An icy dark winter storm roars over the land and with it in the sky an unmanageable gloomy mythological horsemen horde, anciently armed with bows and arrows or daggers, on their way pulling women up to them by the hair. When Peter Nicolai Arbo's "Åsgårdsreien" ("Odin's Wild Hunt") was shown in Copenhagen in 1872, the painting, like Arbo himself, did not exactly belong to the avant-garde, and art critics were not really enraptured. And yet the artwork became famous.
Norway as an independent state did not even exist when Peter Nicolai Arbo (1831 - 1892) lived. After centuries of belonging to Denmark, the Danish king had ceded the country to Sweden in 1814, a highly unpopular move in the Norwegian parts of the country. Arbo, who studied at the Düsseldorf Art Academy and lived in Paris for a long time, often depicted scenes from the so-called Nordic-Germanic mythology and hit the spirit of the times with his paintings. Like the pictures with Norwegian landscapes and "typically Norwegian" scenes (genre painting), the depiction and exaltation of the pagan, the northern European mythology played an important role in the 19th century in creating its own Norwegian national feeling - incidentally, as well as the development of its own language, because Norwegian as a language did not exist at that time and was created through the emphasis on vernacular dialects and addition of old Norwegian texts, including Old Norse sagas and fairy tales, only in the course of the 19th century. The idealization of the legendary past and the search for and formation of an identity-forming community - the nation - were typical of "Norwegian national romanticism," whose currents dominated cultural life in Norway around 1850. For the cultural elite, Peter Nicolai Arbo was thus more of a "late-comer" when, among other things, with the "Wild Hunt" of his "Åsgårdsreien," he staged the Old Norse saga treasure as a natural, heroic Norwegian life experience with great pathos. But this did not diminish his popularity, and today many of his paintings are part of the large collection of the "Nasjonalmuseet for kunst, arkitektur og design", the Norwegian National Museum in Oslo.

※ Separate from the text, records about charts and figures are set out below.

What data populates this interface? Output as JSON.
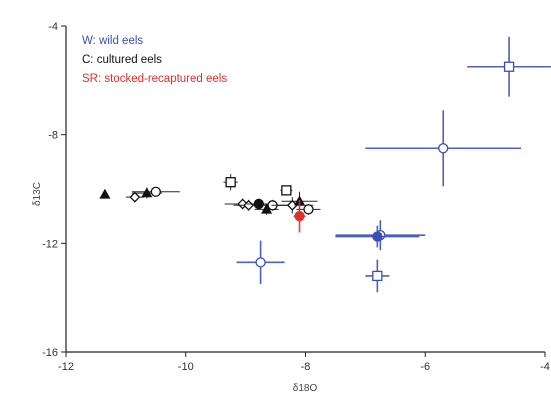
{
  "chart_data": {
    "type": "scatter",
    "title": "",
    "xlabel": "δ18O",
    "ylabel": "δ13C",
    "xlim": [
      -12,
      -4
    ],
    "ylim": [
      -16,
      -4
    ],
    "xticks": [
      -12,
      -10,
      -8,
      -6,
      -4
    ],
    "yticks": [
      -16,
      -12,
      -8,
      -4
    ],
    "grid": false,
    "legend": {
      "placement": "top-left",
      "entries": [
        {
          "text": "W: wild eels",
          "color": "#3a4fb4"
        },
        {
          "text": "C: cultured eels",
          "color": "#111111"
        },
        {
          "text": "SR: stocked-recaptured eels",
          "color": "#e0302a"
        }
      ]
    },
    "series": [
      {
        "name": "W",
        "color": "#3a4fb4",
        "points": [
          {
            "x": -4.6,
            "y": -5.5,
            "xerr": 0.7,
            "yerr": 1.1,
            "marker": "square"
          },
          {
            "x": -5.7,
            "y": -8.5,
            "xerr": 1.3,
            "yerr": 1.4,
            "marker": "circle"
          },
          {
            "x": -6.75,
            "y": -11.7,
            "xerr": 0.75,
            "yerr": 0.55,
            "marker": "circle"
          },
          {
            "x": -6.8,
            "y": -11.75,
            "xerr": 0.7,
            "yerr": 0.4,
            "marker": "circle-filled"
          },
          {
            "x": -6.8,
            "y": -13.2,
            "xerr": 0.2,
            "yerr": 0.6,
            "marker": "square"
          },
          {
            "x": -8.75,
            "y": -12.7,
            "xerr": 0.4,
            "yerr": 0.8,
            "marker": "circle"
          }
        ]
      },
      {
        "name": "C",
        "color": "#111111",
        "points": [
          {
            "x": -11.35,
            "y": -10.2,
            "xerr": 0.05,
            "yerr": 0.12,
            "marker": "triangle"
          },
          {
            "x": -10.85,
            "y": -10.3,
            "xerr": 0.15,
            "yerr": 0.12,
            "marker": "diamond"
          },
          {
            "x": -10.65,
            "y": -10.15,
            "xerr": 0.25,
            "yerr": 0.2,
            "marker": "triangle"
          },
          {
            "x": -10.5,
            "y": -10.1,
            "xerr": 0.4,
            "yerr": 0.15,
            "marker": "circle"
          },
          {
            "x": -9.25,
            "y": -9.75,
            "xerr": 0.12,
            "yerr": 0.3,
            "marker": "square"
          },
          {
            "x": -9.05,
            "y": -10.55,
            "xerr": 0.3,
            "yerr": 0.2,
            "marker": "diamond"
          },
          {
            "x": -8.95,
            "y": -10.6,
            "xerr": 0.25,
            "yerr": 0.2,
            "marker": "diamond"
          },
          {
            "x": -8.78,
            "y": -10.55,
            "xerr": 0.2,
            "yerr": 0.2,
            "marker": "circle-filled"
          },
          {
            "x": -8.65,
            "y": -10.75,
            "xerr": 0.2,
            "yerr": 0.2,
            "marker": "triangle"
          },
          {
            "x": -8.55,
            "y": -10.6,
            "xerr": 0.3,
            "yerr": 0.2,
            "marker": "circle"
          },
          {
            "x": -8.32,
            "y": -10.05,
            "xerr": 0.1,
            "yerr": 0.15,
            "marker": "square"
          },
          {
            "x": -8.22,
            "y": -10.6,
            "xerr": 0.35,
            "yerr": 0.3,
            "marker": "diamond"
          },
          {
            "x": -8.1,
            "y": -10.45,
            "xerr": 0.3,
            "yerr": 0.35,
            "marker": "triangle"
          },
          {
            "x": -7.95,
            "y": -10.75,
            "xerr": 0.2,
            "yerr": 0.2,
            "marker": "circle"
          }
        ]
      },
      {
        "name": "SR",
        "color": "#e0302a",
        "points": [
          {
            "x": -8.1,
            "y": -11.0,
            "xerr": 0.1,
            "yerr": 0.6,
            "marker": "circle-filled"
          }
        ]
      }
    ]
  }
}
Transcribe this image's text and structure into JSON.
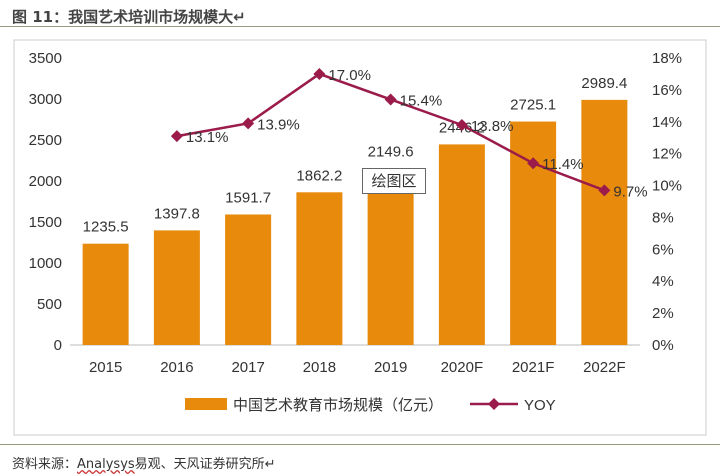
{
  "header": {
    "title": "图 11：我国艺术培训市场规模大↵"
  },
  "footer": {
    "source_label": "资料来源：",
    "source_brand": "Analysys",
    "source_rest": "易观、天风证券研究所↵"
  },
  "tooltip": "绘图区",
  "chart_data": {
    "type": "bar",
    "categories": [
      "2015",
      "2016",
      "2017",
      "2018",
      "2019",
      "2020F",
      "2021F",
      "2022F"
    ],
    "series": [
      {
        "name": "中国艺术教育市场规模（亿元）",
        "type": "bar",
        "axis": "left",
        "color": "#E88A0C",
        "values": [
          1235.5,
          1397.8,
          1591.7,
          1862.2,
          2149.6,
          2446.2,
          2725.1,
          2989.4
        ],
        "labels": [
          "1235.5",
          "1397.8",
          "1591.7",
          "1862.2",
          "2149.6",
          "2446.2",
          "2725.1",
          "2989.4"
        ]
      },
      {
        "name": "YOY",
        "type": "line",
        "axis": "right",
        "color": "#9B1B4A",
        "values": [
          null,
          13.1,
          13.9,
          17.0,
          15.4,
          13.8,
          11.4,
          9.7
        ],
        "labels": [
          "",
          "13.1%",
          "13.9%",
          "17.0%",
          "15.4%",
          "13.8%",
          "11.4%",
          "9.7%"
        ]
      }
    ],
    "ylim": [
      0,
      3500
    ],
    "yticks": [
      "0",
      "500",
      "1000",
      "1500",
      "2000",
      "2500",
      "3000",
      "3500"
    ],
    "y2lim": [
      0,
      18
    ],
    "y2ticks": [
      "0%",
      "2%",
      "4%",
      "6%",
      "8%",
      "10%",
      "12%",
      "14%",
      "16%",
      "18%"
    ],
    "legend": "bottom"
  }
}
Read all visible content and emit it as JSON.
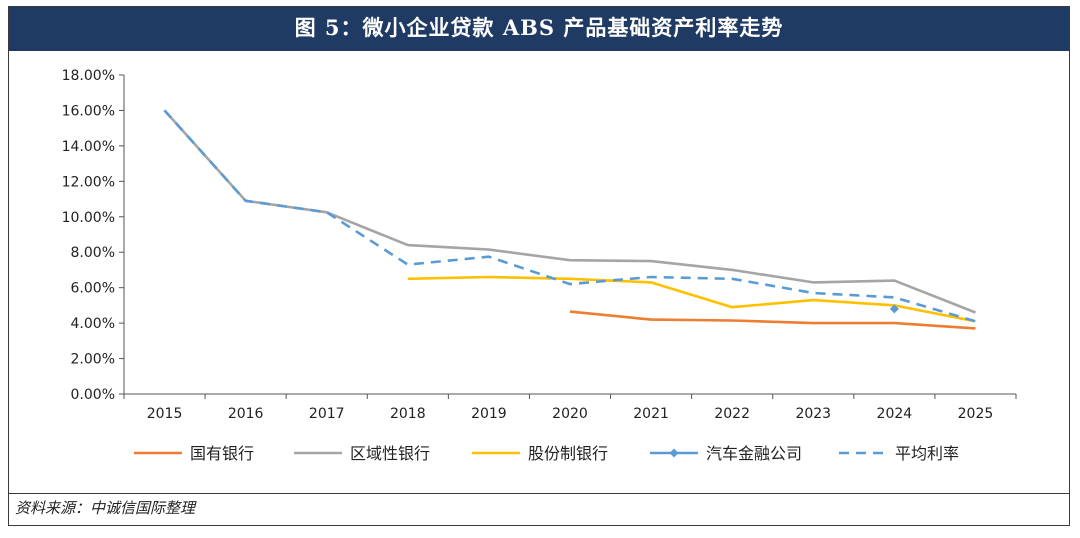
{
  "header": {
    "title": "图 5：微小企业贷款 ABS 产品基础资产利率走势"
  },
  "footer": {
    "source": "资料来源：中诚信国际整理"
  },
  "chart_data": {
    "type": "line",
    "title": "图 5：微小企业贷款 ABS 产品基础资产利率走势",
    "xlabel": "",
    "ylabel": "",
    "categories": [
      "2015",
      "2016",
      "2017",
      "2018",
      "2019",
      "2020",
      "2021",
      "2022",
      "2023",
      "2024",
      "2025"
    ],
    "y_ticks": [
      "0.00%",
      "2.00%",
      "4.00%",
      "6.00%",
      "8.00%",
      "10.00%",
      "12.00%",
      "14.00%",
      "16.00%",
      "18.00%"
    ],
    "ylim": [
      0,
      18
    ],
    "grid": false,
    "legend_position": "bottom",
    "series": [
      {
        "name": "国有银行",
        "color": "#ed7d31",
        "style": "solid",
        "marker": "none",
        "values": [
          null,
          null,
          null,
          null,
          null,
          4.65,
          4.2,
          4.15,
          4.0,
          4.0,
          3.7
        ]
      },
      {
        "name": "区域性银行",
        "color": "#a5a5a5",
        "style": "solid",
        "marker": "none",
        "values": [
          16.0,
          10.9,
          10.25,
          8.4,
          8.15,
          7.55,
          7.5,
          7.0,
          6.3,
          6.4,
          4.6
        ]
      },
      {
        "name": "股份制银行",
        "color": "#ffc000",
        "style": "solid",
        "marker": "none",
        "values": [
          null,
          null,
          null,
          6.5,
          6.6,
          6.5,
          6.3,
          4.9,
          5.3,
          5.0,
          4.1
        ]
      },
      {
        "name": "汽车金融公司",
        "color": "#5b9bd5",
        "style": "solid",
        "marker": "diamond",
        "values": [
          null,
          null,
          null,
          null,
          null,
          null,
          null,
          null,
          null,
          4.8,
          null
        ]
      },
      {
        "name": "平均利率",
        "color": "#5b9bd5",
        "style": "dashed",
        "marker": "none",
        "values": [
          16.0,
          10.9,
          10.25,
          7.3,
          7.75,
          6.2,
          6.6,
          6.5,
          5.7,
          5.45,
          4.1
        ]
      }
    ]
  }
}
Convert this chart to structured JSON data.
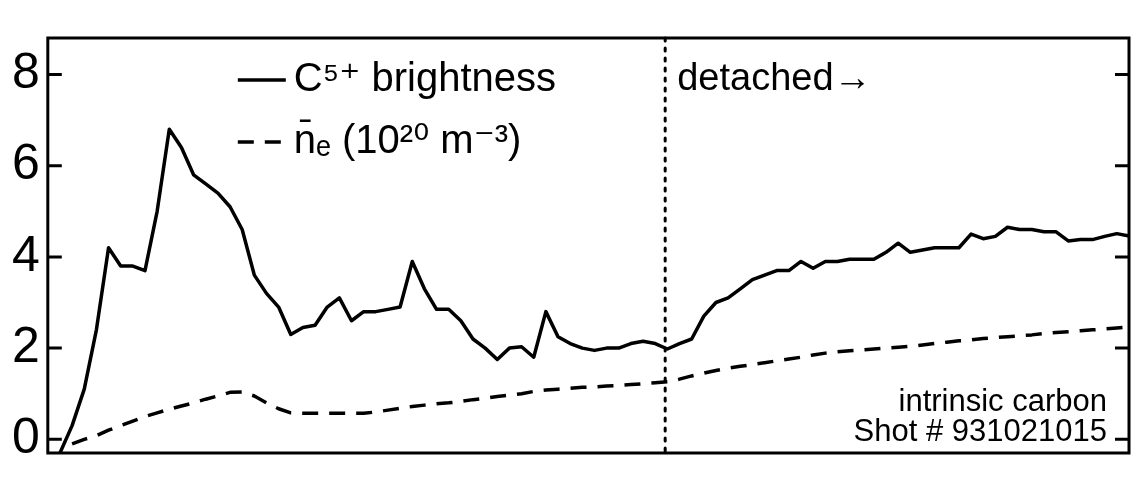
{
  "chart_data": {
    "type": "line",
    "categories": [
      null,
      null,
      null,
      null,
      null,
      null,
      null,
      null,
      null,
      null,
      null,
      null,
      null,
      null,
      null,
      null,
      null,
      null,
      null,
      null,
      null,
      null,
      null,
      null,
      null,
      null,
      null,
      null,
      null,
      null,
      null,
      null,
      null,
      null,
      null,
      null,
      null,
      null,
      null,
      null,
      null,
      null,
      null,
      null,
      null,
      null,
      null,
      null,
      null,
      null,
      null,
      null,
      null,
      null,
      null,
      null,
      null,
      null,
      null,
      null,
      null,
      null,
      null,
      null,
      null,
      null,
      null,
      null,
      null,
      null,
      null,
      null,
      null,
      null,
      null,
      null,
      null,
      null,
      null,
      null,
      null,
      null,
      null,
      null,
      null,
      null,
      null,
      null,
      null,
      null
    ],
    "series": [
      {
        "name": "C⁵⁺ brightness",
        "color": "#000000",
        "line_style": "solid",
        "values": [
          null,
          -0.3,
          0.3,
          1.1,
          2.4,
          4.2,
          3.8,
          3.8,
          3.7,
          5.0,
          6.8,
          6.4,
          5.8,
          5.6,
          5.4,
          5.1,
          4.6,
          3.6,
          3.2,
          2.9,
          2.3,
          2.45,
          2.5,
          2.9,
          3.1,
          2.6,
          2.8,
          2.8,
          2.85,
          2.9,
          3.9,
          3.3,
          2.85,
          2.85,
          2.6,
          2.2,
          2.0,
          1.75,
          2.0,
          2.03,
          1.8,
          2.8,
          2.25,
          2.1,
          2.0,
          1.95,
          2.0,
          2.0,
          2.1,
          2.15,
          2.1,
          1.98,
          2.1,
          2.2,
          2.7,
          3.0,
          3.1,
          3.3,
          3.5,
          3.6,
          3.7,
          3.7,
          3.9,
          3.75,
          3.9,
          3.9,
          3.95,
          3.95,
          3.95,
          4.1,
          4.3,
          4.1,
          4.15,
          4.2,
          4.2,
          4.2,
          4.5,
          4.4,
          4.45,
          4.65,
          4.6,
          4.6,
          4.55,
          4.55,
          4.35,
          4.38,
          4.38,
          4.45,
          4.51,
          4.46
        ]
      },
      {
        "name": "n̄ₑ (10²⁰ m⁻³)",
        "color": "#000000",
        "line_style": "dashed",
        "values": [
          null,
          null,
          -0.1,
          0.0,
          0.08,
          0.2,
          0.3,
          0.4,
          0.5,
          0.58,
          0.66,
          0.73,
          0.8,
          0.88,
          0.95,
          1.03,
          1.04,
          0.95,
          0.8,
          0.67,
          0.58,
          0.57,
          0.57,
          0.57,
          0.57,
          0.57,
          0.57,
          0.6,
          0.64,
          0.68,
          0.72,
          0.75,
          0.78,
          0.8,
          0.83,
          0.87,
          0.9,
          0.94,
          0.97,
          1.0,
          1.05,
          1.08,
          1.1,
          1.12,
          1.14,
          1.15,
          1.17,
          1.18,
          1.2,
          1.22,
          1.24,
          1.26,
          1.32,
          1.39,
          1.45,
          1.51,
          1.56,
          1.6,
          1.64,
          1.68,
          1.72,
          1.76,
          1.8,
          1.85,
          1.89,
          1.92,
          1.94,
          1.96,
          1.98,
          2.0,
          2.02,
          2.04,
          2.07,
          2.1,
          2.13,
          2.16,
          2.18,
          2.21,
          2.23,
          2.25,
          2.27,
          2.29,
          2.32,
          2.34,
          2.36,
          2.38,
          2.4,
          2.42,
          2.44,
          2.46
        ]
      }
    ],
    "ylim": [
      -0.3,
      8.8
    ],
    "yticks": [
      0,
      2,
      4,
      6,
      8
    ],
    "tick_labels": "y",
    "grid": false,
    "marker": "none",
    "legend": "top left",
    "annotations": [
      "detached→",
      "intrinsic carbon",
      "Shot # 931021015"
    ]
  }
}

Art critics had also not foreseen that Peter Nicolai Arbo's work would once again play a prominent role more than a century later: "The Wild Hunt," the Nordic storm of gods that chases across the sky as a wild horde, became a popular theme in music with the rise of folk and especially metal in the 1980s. And here Peter Nicolai Arbo's "Åsgårdsreien" again played a prominent role: in 1988 the Swedish metal band Bathory made it the cover image of the album "Blood Fire Death", a key album for the development of Pagan and Black Metal and one of the earliest examples of the thematization not only of the "Wild Hunt" from the Northern European saga world. Peter Nicolai Arbo lived in the last years of his life in Christiana - a city that was not given its present name until well after Norway's independence (1905) in 1924: Oslo.